The Rocky story contrasts the raw training regime of Rocky Balboa from the USA with the scientific approach of his opponent Ivan Drago from The Soviet Union. Whilst Drago is attached to electrodes and constantly monitored by computers during training, Rocky uses whatever he can get his hands on to train hard. He climbs ropes, does chin ups from the rafters in an old barn, runs through deep snow, chops wood and pulls stone filled sledges up mountains. No prizes for guessing who wins!
I am not commenting on the artistic merit of the Rocky franchise but the story does resonate with me. For example, when I could see and was rowing competitively I was tested in sports science labs. My test results were translated into training programmes often controlled by strict heart rate targets. Similarly many of the training programmes that I have attempted to follow since my blindness are based on either controlled heart rates or progressive speed targets.

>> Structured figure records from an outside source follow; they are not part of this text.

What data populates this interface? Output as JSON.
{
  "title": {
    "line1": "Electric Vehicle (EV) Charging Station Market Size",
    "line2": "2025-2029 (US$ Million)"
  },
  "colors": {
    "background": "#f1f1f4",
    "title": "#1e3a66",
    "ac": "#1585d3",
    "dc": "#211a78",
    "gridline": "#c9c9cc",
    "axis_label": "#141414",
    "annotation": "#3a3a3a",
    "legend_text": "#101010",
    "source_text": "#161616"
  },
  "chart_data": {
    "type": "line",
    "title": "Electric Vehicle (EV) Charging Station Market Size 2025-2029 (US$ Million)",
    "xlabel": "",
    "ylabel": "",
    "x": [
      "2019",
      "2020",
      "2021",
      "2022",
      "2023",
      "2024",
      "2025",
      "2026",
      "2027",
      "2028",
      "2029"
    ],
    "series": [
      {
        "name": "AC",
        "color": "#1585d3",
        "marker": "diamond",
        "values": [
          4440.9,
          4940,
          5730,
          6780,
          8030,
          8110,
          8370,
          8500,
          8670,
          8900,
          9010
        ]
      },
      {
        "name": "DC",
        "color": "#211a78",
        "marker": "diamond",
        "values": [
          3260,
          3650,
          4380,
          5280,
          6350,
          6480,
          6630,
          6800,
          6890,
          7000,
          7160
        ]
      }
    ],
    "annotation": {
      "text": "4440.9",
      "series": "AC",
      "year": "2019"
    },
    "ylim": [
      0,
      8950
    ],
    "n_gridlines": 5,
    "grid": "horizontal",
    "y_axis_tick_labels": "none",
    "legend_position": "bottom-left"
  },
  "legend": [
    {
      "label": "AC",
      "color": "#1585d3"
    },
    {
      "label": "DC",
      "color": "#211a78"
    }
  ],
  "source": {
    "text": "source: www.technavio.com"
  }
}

But I cannot read any heart rate monitor and I cannot find one that speaks to me. I cannot read the electronic feedback on any gym equipment and therefore have no idea if I’m making progress. And as a result I have struggled to benefit from a conventional sports science based training programme.
Regardless of my ability to train in lab conditions or not, the upcoming race to the South Pole will be as much about toughening my head as much as my body. Yesterday, I experienced that mix of physical and mental challenge as I did my first ‘pulling session’. No heart rate monitors, just maximum effort.
I joined my training partner Simon O’Donnell (who has also designed my training programme) at 2pm in his rugby club. The sun was beating down and we prepared for the session with a 10 min warm up run. After the warm up the harnesses and two large punch bags came out along with two really heavy dumbbells.
The idea was to do a circuit. First, pulling the tackle bag for a minute at maximum speed, then carry the dumbbells with straight arms as far as possible in 30 secs followed by a run around the perimeter of two rugby pitches.
Simon linked me up to my punch bag and he got hooked up to his. We were side by side and in the first one I pushed on as hard as I could. Sounds short in time but my legs were screaming with pain and we had only just started the session – facing into a world of pain…ouch! We completed the first circuit with the 30 secs dumbbell carry and the perimeter run by which time I was feeling brutal. We had six more to do.
As we finished the last run I wretched three times. With the ferocity of the reaction I should have been sick everywhere but nothing happened. I always think if you get to the wretching stage then it is well worth being fully sick. Now, I am dreading the next ‘pulling session’ but strangely excited to see how I am progressing.
So, the new training programme…I’m not saying that there is any Rocky style wood chopping in my training schedule… yet! But there is sledge pulling, there are chin ups (at the moment being done on a bar across the open hatch of the attic in my house), there are endurance sessions building up to 10 hours with a pack on and I will be training in the snow this weekend in Norway.